Resulting taxonomies could be either 'tolerated' or 'cleaned up'. Tolerance amounts to have widespread and unexplained polysemy for terms, but it is not time consuming. Cleaning is the most time consuming task, since a frequent scenario is the following: concept C from source S1 (C^S1) is in principle similar to D^S2 (usually because they share one or more terms), but they actually occupy two taxonomical places that make them disjoint according to the upper or core ontology.

The ONIONS methodology [10] in this case suggests to axiomatise their glosses (cf. 3.2.3, 3.3.3) and to check if their taxonomical position is correct. If it is not, then they are probably polysemous senses of the same term, and some alternative methods can be applied to relate those senses, to merge them, or to accept the conceptual split of the senses.
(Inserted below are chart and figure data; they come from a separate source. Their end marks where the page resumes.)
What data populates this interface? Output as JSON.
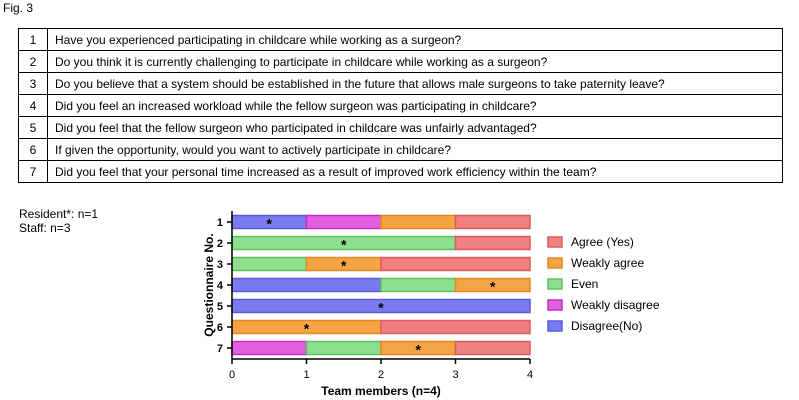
{
  "fig_label": "Fig. 3",
  "questions": [
    {
      "no": "1",
      "text": "Have you experienced participating in childcare while working as a surgeon?"
    },
    {
      "no": "2",
      "text": "Do you think it is currently challenging to participate in childcare while working as a surgeon?"
    },
    {
      "no": "3",
      "text": "Do you believe that a system should be established in the future that allows male surgeons to take paternity leave?"
    },
    {
      "no": "4",
      "text": "Did you feel an increased workload while the fellow surgeon was participating in childcare?"
    },
    {
      "no": "5",
      "text": "Did you feel that the fellow surgeon who participated in childcare was unfairly advantaged?"
    },
    {
      "no": "6",
      "text": "If given the opportunity, would you want to actively participate in childcare?"
    },
    {
      "no": "7",
      "text": "Did you feel that your personal time increased as a result of improved work efficiency within the team?"
    }
  ],
  "notes": {
    "resident": "Resident*: n=1",
    "staff": "Staff: n=3"
  },
  "chart_data": {
    "type": "bar",
    "orientation": "horizontal",
    "stacked": true,
    "xlabel": "Team members (n=4)",
    "ylabel": "Questionnaire No.",
    "xlim": [
      0,
      4
    ],
    "xticks": [
      "0",
      "1",
      "2",
      "3",
      "4"
    ],
    "categories": [
      "1",
      "2",
      "3",
      "4",
      "5",
      "6",
      "7"
    ],
    "legend_position": "right",
    "series": [
      {
        "name": "Disagree(No)",
        "color": "#7b7bf0",
        "stroke": "#5a5ae0",
        "values": [
          1,
          0,
          0,
          2,
          4,
          0,
          0
        ]
      },
      {
        "name": "Weakly disagree",
        "color": "#e060e0",
        "stroke": "#c030c0",
        "values": [
          1,
          0,
          0,
          0,
          0,
          0,
          1
        ]
      },
      {
        "name": "Even",
        "color": "#8ee08e",
        "stroke": "#60c060",
        "values": [
          0,
          3,
          1,
          1,
          0,
          0,
          1
        ]
      },
      {
        "name": "Weakly agree",
        "color": "#f5a445",
        "stroke": "#e08a20",
        "values": [
          1,
          0,
          1,
          1,
          0,
          2,
          1
        ]
      },
      {
        "name": "Agree (Yes)",
        "color": "#f08080",
        "stroke": "#e05a5a",
        "values": [
          1,
          1,
          2,
          0,
          0,
          2,
          1
        ]
      }
    ],
    "legend_order": [
      "Agree (Yes)",
      "Weakly agree",
      "Even",
      "Weakly disagree",
      "Disagree(No)"
    ],
    "resident_markers": [
      {
        "question": "1",
        "x": 0.5,
        "label": "*"
      },
      {
        "question": "2",
        "x": 1.5,
        "label": "*"
      },
      {
        "question": "3",
        "x": 1.5,
        "label": "*"
      },
      {
        "question": "4",
        "x": 3.5,
        "label": "*"
      },
      {
        "question": "5",
        "x": 2.0,
        "label": "*"
      },
      {
        "question": "6",
        "x": 1.0,
        "label": "*"
      },
      {
        "question": "7",
        "x": 2.5,
        "label": "*"
      }
    ]
  }
}
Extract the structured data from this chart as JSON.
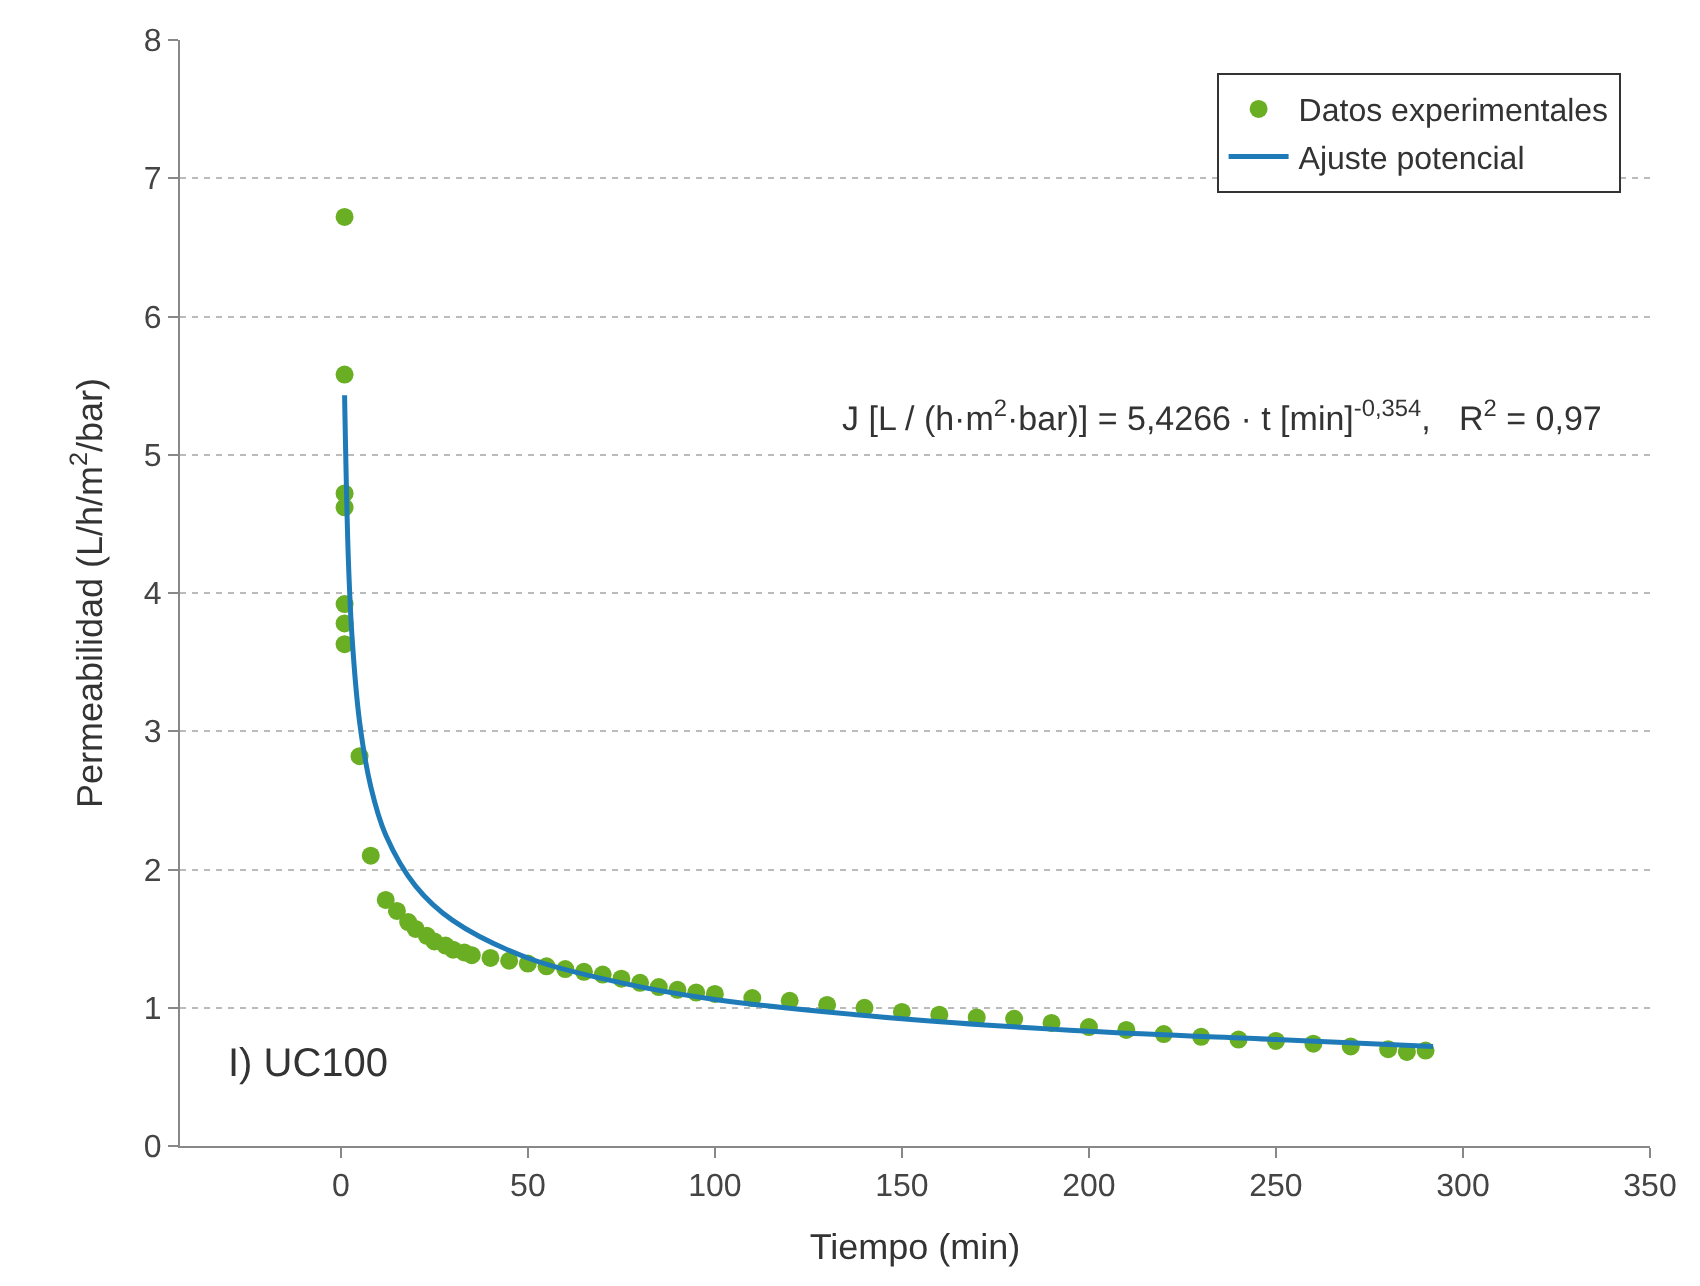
{
  "chart_data": {
    "type": "scatter",
    "xlabel": "Tiempo (min)",
    "ylabel": "Permeabilidad (L/h/m$^{2}$/bar)",
    "xlim": [
      -43,
      350
    ],
    "xticks": [
      0,
      50,
      100,
      150,
      200,
      250,
      300,
      350
    ],
    "ylim": [
      0,
      8
    ],
    "yticks": [
      0,
      1,
      2,
      3,
      4,
      5,
      6,
      7,
      8
    ],
    "grid": "y",
    "legend": "top right",
    "marker": "circle",
    "series": [
      {
        "name": "Datos experimentales",
        "color": "#6aaf23",
        "x": [
          1,
          1,
          1,
          1,
          1,
          1,
          1,
          5,
          8,
          12,
          15,
          18,
          20,
          23,
          25,
          28,
          30,
          33,
          35,
          40,
          45,
          50,
          55,
          60,
          65,
          70,
          75,
          80,
          85,
          90,
          95,
          100,
          110,
          120,
          130,
          140,
          150,
          160,
          170,
          180,
          190,
          200,
          210,
          220,
          230,
          240,
          250,
          260,
          270,
          280,
          285,
          290
        ],
        "values": [
          6.72,
          5.58,
          4.72,
          4.62,
          3.92,
          3.78,
          3.63,
          2.82,
          2.1,
          1.78,
          1.7,
          1.62,
          1.57,
          1.52,
          1.48,
          1.45,
          1.42,
          1.4,
          1.38,
          1.36,
          1.34,
          1.32,
          1.3,
          1.28,
          1.26,
          1.24,
          1.21,
          1.18,
          1.15,
          1.13,
          1.11,
          1.1,
          1.07,
          1.05,
          1.02,
          1.0,
          0.97,
          0.95,
          0.93,
          0.92,
          0.89,
          0.86,
          0.84,
          0.81,
          0.79,
          0.77,
          0.76,
          0.74,
          0.72,
          0.7,
          0.68,
          0.69
        ]
      },
      {
        "name": "Ajuste potencial",
        "type": "line",
        "color": "#1f7ab8",
        "marker": "none",
        "x": [
          1,
          2,
          3,
          5,
          8,
          12,
          20,
          30,
          50,
          75,
          100,
          150,
          200,
          250,
          292
        ],
        "values": [
          5.43,
          4.25,
          3.68,
          3.07,
          2.6,
          2.25,
          1.88,
          1.63,
          1.36,
          1.18,
          1.06,
          0.92,
          0.83,
          0.77,
          0.72
        ]
      }
    ],
    "annotations": [
      "J [L / (h·m$^{2}$·bar)] = 5,4266 · t [min]$^{-0,354}$,   R$^{2}$ = 0,97",
      "I) UC100"
    ]
  }
}
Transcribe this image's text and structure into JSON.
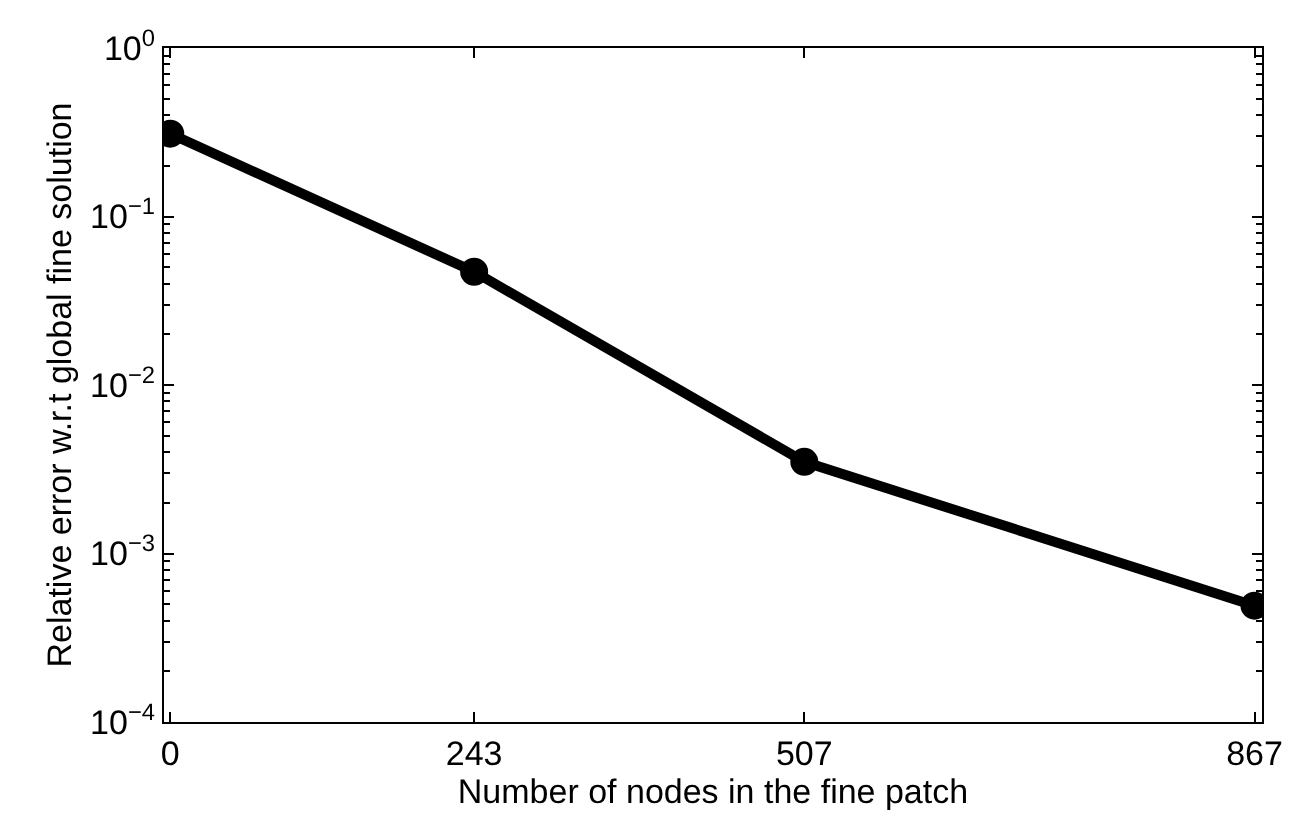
{
  "chart_data": {
    "type": "line",
    "xlabel": "Number of nodes in the fine patch",
    "ylabel": "Relative error w.r.t global fine solution",
    "x": [
      0,
      243,
      507,
      867
    ],
    "series": [
      {
        "color": "#000000",
        "values": [
          0.31,
          0.047,
          0.0035,
          0.00049
        ]
      }
    ],
    "xlim": [
      -5,
      873
    ],
    "xticks": [
      0,
      243,
      507,
      867
    ],
    "ylim": [
      0.0001,
      1
    ],
    "yticks": [
      {
        "value": 0.0001,
        "label": "10$^{−4}$"
      },
      {
        "value": 0.001,
        "label": "10$^{−3}$"
      },
      {
        "value": 0.01,
        "label": "10$^{−2}$"
      },
      {
        "value": 0.1,
        "label": "10$^{−1}$"
      },
      {
        "value": 1,
        "label": "10$^{0}$"
      }
    ],
    "log": "y",
    "marker": "circle",
    "line_style": "solid"
  }
}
Some cleaning will be needed in any case to remove at least the major taxonomical clashes. This results into the secondary resource SR-DTA (Domain TAxonomy). Additional effort should be dedicated to distinguish:

Concepts vs individuals (heuristics applicable: country names, institutions, etc.).

Backbone concepts vs viewpoint concepts (roles, reified properties, contingent notions), cf. [7,8].

This eventually results into SR-RDTA (Refined DTA).

3.3.3 Collect existing documentation and produce glosses.

Integrate the resources for ontology documentation (R-GL.1,2,3,4).

For concepts lacking a gloss, produce a new one.

For core concepts and relations, besides existing glosses, an extensive description of their scope in the FCO should be provided. This results into the secondary resource SR-GL.

3.3.4 Designing a preliminary topic architecture.

Figure out a preliminary topology for most general topics (to be used for ontology modularisation as well). Resources:

Ontologies for topics (Welty’s topic topology [15], topic maps standard [16], OnTopic principles [11], semantic portals design [17]). oneFish topic trees (R-OL).

This results into secondary resource SR-OL.

3.4 Building domain axioms

Once taxonomies are cleaned to a certain extent, documented, and divided into appropriate namespaces, some activities aimed at raising the conceptual detail of the ontology can be started. The most important is the characterisation of domain concepts with axioms.

3.4.1 Integrating resources R-DO.4,5 and upgrading them to the status of logical axioms (formalise informal axioms).

This requires understanding the quantification applicable to those axioms: existential (necessary) or universal (contingent)?

This results into secondary resource SR-DAX.1 (upgraded Domain Axioms).

3.4.2 Axiomatising glosses from SR-GL.1,2,3,4.

Here the ONIONS methodology [10] can be applied to derive formal domain axioms from natural langage descriptions.

This results into secondary resource SR-DAX.2.

Warning: this activity is time-consuming, and semi-automatic techniques are still a research issue [13]. Scalability and approximate results should be considered for the final project phases.

3.4.3 Revising and harmonising formal descriptions from SR-DAX.1,2 according to conceptual schemata (FCO).

This results into secondary resource SR-DAX.3.

3.5 Modularising ontology library according to topics

Reconstruct dependency chains in SR-DAX.3 and check preliminary topic topology (SR-OL) to produce a first version of the ontology library architecture (OLA). Here the OnTopic methodology [11] can also be applied to derive boolean search spaces from dependency chains of topics.

3.6 Providing multi-lingual lexicalisation to elements in the ontology library

An integrated fishery ontology benefits from the existence of terms already related to concepts in the original resources, since these semi-automatically provide the so-called lexicalisation of concepts. On the other hand, having an integrated ontology also provides a powerful tool to check polysemous senses of terms, as well as to check consistency of UF thesaurus relations and consistency of multi-lingual equivalents.

R-LEX.1,2,3,4 are integrated according to SR-RDTA.

3.7 A mediation architecture

Figures 3 and 4 show two simple architectures to support information brokering [6] or unified search after merging of fishery information systems by means of Fishery Ontology Service.

Fig. 3. A brokering architecture for querying heterogeneous fishery ISs.

Fig. 4. A unified interface after merging of heterogeneous terminological resources.